The article Deadly Dreams: What Motivates School Shootings, describes a psychological analysis done of various school shooters and their motivations behind their actions. My research project is based in how adolescents bring violence to their games rather than violent games causing violence. One of the most popular arguments against violent videogames is that the graphic nature is blamed for teenagers committing violent acts; the most popular being school shootings. As part of my research project, I wanted to find a study that disproved this theory.

The article begins with describing various mass shootings, focusing on the Virginia Tech massacre. It talks about the shooters in these incidences and their personality characteristics. It becomes clear immediately that videogames have nothing to do with it. Instead, it comes from a repression of violent thoughts, and a history of “loaner” behavior.
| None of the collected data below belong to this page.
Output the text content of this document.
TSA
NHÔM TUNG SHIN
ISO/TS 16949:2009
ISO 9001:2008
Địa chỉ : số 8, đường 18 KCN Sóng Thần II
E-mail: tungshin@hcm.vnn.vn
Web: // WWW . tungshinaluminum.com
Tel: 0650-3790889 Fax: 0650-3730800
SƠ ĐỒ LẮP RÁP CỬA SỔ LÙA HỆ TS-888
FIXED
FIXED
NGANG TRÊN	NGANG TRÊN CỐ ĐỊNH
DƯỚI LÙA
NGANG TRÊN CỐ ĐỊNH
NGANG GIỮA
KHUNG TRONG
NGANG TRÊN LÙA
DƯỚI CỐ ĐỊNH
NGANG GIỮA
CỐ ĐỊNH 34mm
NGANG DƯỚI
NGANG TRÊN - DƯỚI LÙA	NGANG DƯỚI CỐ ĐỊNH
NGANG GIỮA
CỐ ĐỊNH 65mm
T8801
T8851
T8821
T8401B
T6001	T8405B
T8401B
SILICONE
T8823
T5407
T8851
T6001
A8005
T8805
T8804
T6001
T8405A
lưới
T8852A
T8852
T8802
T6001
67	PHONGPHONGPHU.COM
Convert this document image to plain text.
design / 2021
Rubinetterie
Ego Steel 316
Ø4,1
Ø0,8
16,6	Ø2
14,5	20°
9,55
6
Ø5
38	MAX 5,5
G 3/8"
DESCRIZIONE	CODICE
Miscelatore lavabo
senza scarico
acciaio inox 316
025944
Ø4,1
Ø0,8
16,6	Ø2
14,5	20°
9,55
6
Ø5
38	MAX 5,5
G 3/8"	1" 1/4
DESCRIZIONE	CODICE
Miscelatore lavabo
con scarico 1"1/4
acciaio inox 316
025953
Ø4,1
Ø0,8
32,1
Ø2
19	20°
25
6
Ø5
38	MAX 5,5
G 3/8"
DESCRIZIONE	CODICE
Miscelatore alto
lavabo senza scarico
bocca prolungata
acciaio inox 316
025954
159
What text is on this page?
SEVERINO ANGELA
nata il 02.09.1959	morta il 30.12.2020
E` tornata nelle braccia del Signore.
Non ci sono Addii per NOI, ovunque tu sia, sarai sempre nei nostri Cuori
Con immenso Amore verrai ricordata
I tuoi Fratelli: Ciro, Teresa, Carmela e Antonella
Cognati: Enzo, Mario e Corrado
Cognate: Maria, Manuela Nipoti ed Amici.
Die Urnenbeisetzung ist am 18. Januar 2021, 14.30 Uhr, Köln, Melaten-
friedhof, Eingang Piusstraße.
As the psychologist says, “a thought of murder a day keeps the psychiatrist away”, referring to the tendency everyone has of fantasizing rather violent scenarios. However, these fantasies can be relaxing to a balanced mind are treated as an obsession in a mentally ill mind. These teenagers keep to themselves and articulate their plans in journals, or sometimes youtube videos. There are even school shooting fan pages online, particularly glorifying Eric Harris and Dylan Klebold, the Columbine shooters, as gods.

This god complex seems to be the driving force behind these students’ motivations. Sebastian Bosse, a 18 year old shooter in Germany, considered Harris and Klebold to be martyrs. In his diary before the shooting, Bosse wrote, “Imagine that you’re standing in your old school and that your trench coat conceals all of your tools of righteousness, and then you throw the first Molotov cocktail, the first bomb. You are sending the most hated place in the world to Hell!” This desire to act as a god figure, to take life by choice, is a common thread in most of these shooters’ minds.

This article can be tied to my research project, particularly the idea of fantasies in the mind of a healthy person and a mentally unwell person. Hurting or killing an avatar in a video game can be seen as fun without any repercussions. However, it is only a mentally unstable person who takes this fantasy to real life.

Source: http://www.scientificamerican.com/article/deadly-dreams/

One thought on “Deadly Dreams: What Motivates School Shootings?

  1. High level journalism, but still journalism. Could you track some of the articles in the references to see exactly they got their data?